I know I haven’t been around lately, and I’m sorry. I have some posts half finished, but I haven’t had the time lately. I have a big test on Monday (continued on Wednesday), but Golden Week is coming up so maybe when I get back from Nagoya I’ll have some time. But, while you’re waiting with bated breath for more words of wisdom from me, let me point you to a post by regular reader and poster here, Darth Sidhe.
I haven’t actually read the news article that spawned the original discussion that lead to her post, but question asked was thus: If we take it that Editor (woman) brings home Drunk Guy, eventually says no to sex, he goes off elsewhere, then comes back to “her” room. In actuality, it’s Roomate’s room. Roomate is sleeping and he initiates sex with her. She wakes up and, thinking Drunk Guy is her boyfriend, doesn’t resist. She later finds out that Drunk Guy was not, in fact, her boyfriend and is pressing charges. Is Drunk Guy guilty of rape?
In Washington state (the state I identify as my home state), hell yeah he is. While alcohol is one of the factors for removing consent, I’m fairly sure it’s trumped by, you know, having sex with a sleeping person (who hasn’t consented to have sex with you under those conditions). As Darth Sidhe also points out — Editor, the woman Drunk Guy thought he was sleeping with — had already said no.

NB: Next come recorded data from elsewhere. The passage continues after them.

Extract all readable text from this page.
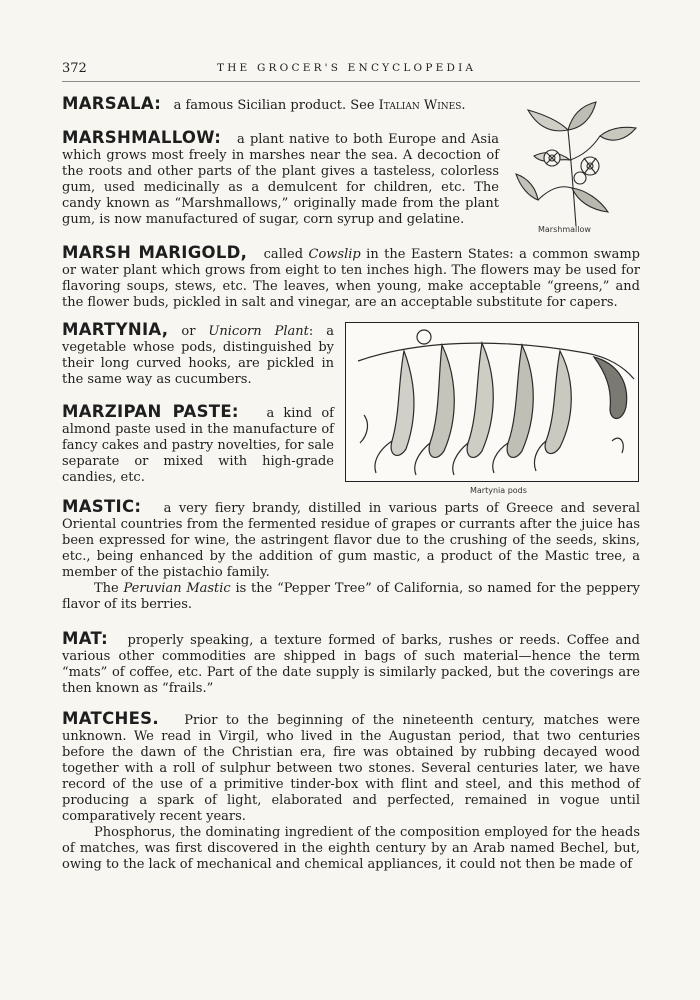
372	THE GROCER'S ENCYCLOPEDIA

MARSALA: a famous Sicilian product. See Italian Wines.

MARSHMALLOW: a plant native to both Europe and Asia which grows most freely in marshes near the sea. A decoction of the roots and other parts of the plant gives a tasteless, colorless gum, used medicinally as a demulcent for children, etc. The candy known as “Marshmallows,” originally made from the plant gum, is now manufactured of sugar, corn syrup and gelatine.

Marshmallow

MARSH MARIGOLD, called Cowslip in the Eastern States: a common swamp or water plant which grows from eight to ten inches high. The flowers may be used for flavoring soups, stews, etc. The leaves, when young, make acceptable “greens,” and the flower buds, pickled in salt and vinegar, are an acceptable substitute for capers.

MARTYNIA, or Unicorn Plant: a vegetable whose pods, distinguished by their long curved hooks, are pickled in the same way as cucumbers.

MARZIPAN PASTE: a kind of almond paste used in the manufacture of fancy cakes and pastry novelties, for sale separate or mixed with high-grade candies, etc.

Martynia pods

MASTIC: a very fiery brandy, distilled in various parts of Greece and several Oriental countries from the fermented residue of grapes or currants after the juice has been expressed for wine, the astringent flavor due to the crushing of the seeds, skins, etc., being enhanced by the addition of gum mastic, a product of the Mastic tree, a member of the pistachio family.

The Peruvian Mastic is the “Pepper Tree” of California, so named for the peppery flavor of its berries.

MAT: properly speaking, a texture formed of barks, rushes or reeds. Coffee and various other commodities are shipped in bags of such material—hence the term “mats” of coffee, etc. Part of the date supply is similarly packed, but the coverings are then known as “frails.”

MATCHES. Prior to the beginning of the nineteenth century, matches were unknown. We read in Virgil, who lived in the Augustan period, that two centuries before the dawn of the Christian era, fire was obtained by rubbing decayed wood together with a roll of sulphur between two stones. Several centuries later, we have record of the use of a primitive tinder-box with flint and steel, and this method of producing a spark of light, elaborated and perfected, remained in vogue until comparatively recent years.

Phosphorus, the dominating ingredient of the composition employed for the heads of matches, was first discovered in the eighth century by an Arab named Bechel, but, owing to the lack of mechanical and chemical appliances, it could not then be made of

It seems pretty cut and dried, right? Well, not in the community that Darth Sidhe found the question in. She has this to say on the matter:
I’m still pretty much confused by the reactions. Several comments, disturbingly, assert that since Roommate was sober and Drunk Guy was not, she was raping him, largely ignoring the fact that Drunk Guy initiated sex with an unconscious woman. Does someone who wakes up to being fucked by a drunk person have the legal responsibility to do everything they can to stop sex or else be considered a rapist? That sounds ludicrous, yet could the letter of the law protect such a thing? I imagine that if the conscious, drunk person regretted the sex, they could legally press charges.
Anyway, go read the post and the discussions. I think they say a lot about the way Americans view rape that isn’t violent stranger rape. I’m leaving comments on for the time being, but I’d like to remind any potential posters that victim blaming is not allowed on this blog. Keep the discussion civil or I will delete your comment and ban you without notice. This is non-negotiable.